Tá, eu sei que nossa relação acabou, mas aquele instinto animal de
poder sobre o outro, me corroí. Estamos separadas, mas ela não precisa vestir
outra mulher, e o que vivemos juntas? E todos os elogios que recebi enquanto
ela cobria minhas coxas, panturrilhas e glúteos? Será que se eu voltar a usar
resolverá alguma coisa? Não custa nada tentar.
Custa sim, na verdade custou muito. Custou meu amor. A calça não
passa nem do joelho. Estou querendo enganar quem? Eu ou a calça? Ela foi bem
clara comigo: não te quero mais. Devo aceitar, eu quis assim, eu provoquei tudo
isso. Tudo é culpa minha. Quantas pizzas estão entulhadas nessas coxas grossas?
Quem sabe, o tempo que ela passou guardada, fez com que encolhesse, ou foi o
sabão em pó.
Ela passou tanto tempo guardada, que eu nem lembrava mais, de quão
bonita era. Veja só, nos dias de hoje, suas bocas de sino são super “vintage”.
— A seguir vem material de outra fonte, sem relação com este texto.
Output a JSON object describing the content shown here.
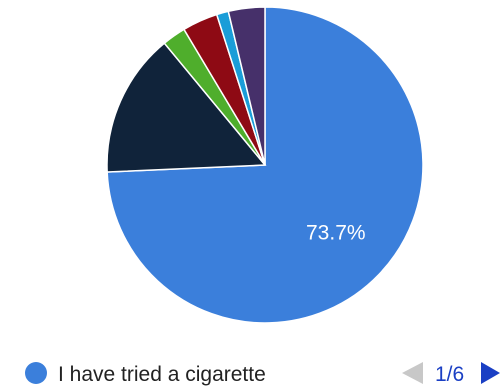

Seu jeans desgastado, fino e de coloração desbotada é pura moda. As novas calças são vendidas, com a
coloração desbotada propositalmente.
Eu falei do zíper invisível? Sim, aquele horrível de fechar. Quantas
mulheres procuram calças com esse zíper e não encontram... Tudo porque a
personagem da novela das nove usa. E olha que o zíper é “invisível”, imagina o
que aconteceria se ele fosse “visível”? Elas ameaçariam as mães das costureiras
de grandes grifes?
E ela aqui, bem na minha gaveta. Sofrendo calada...
Chego agora, no momento mais doloroso da história, a decisão. Será
que vou deixar outro corpo “sensualizar” com a MINHA calça por aí?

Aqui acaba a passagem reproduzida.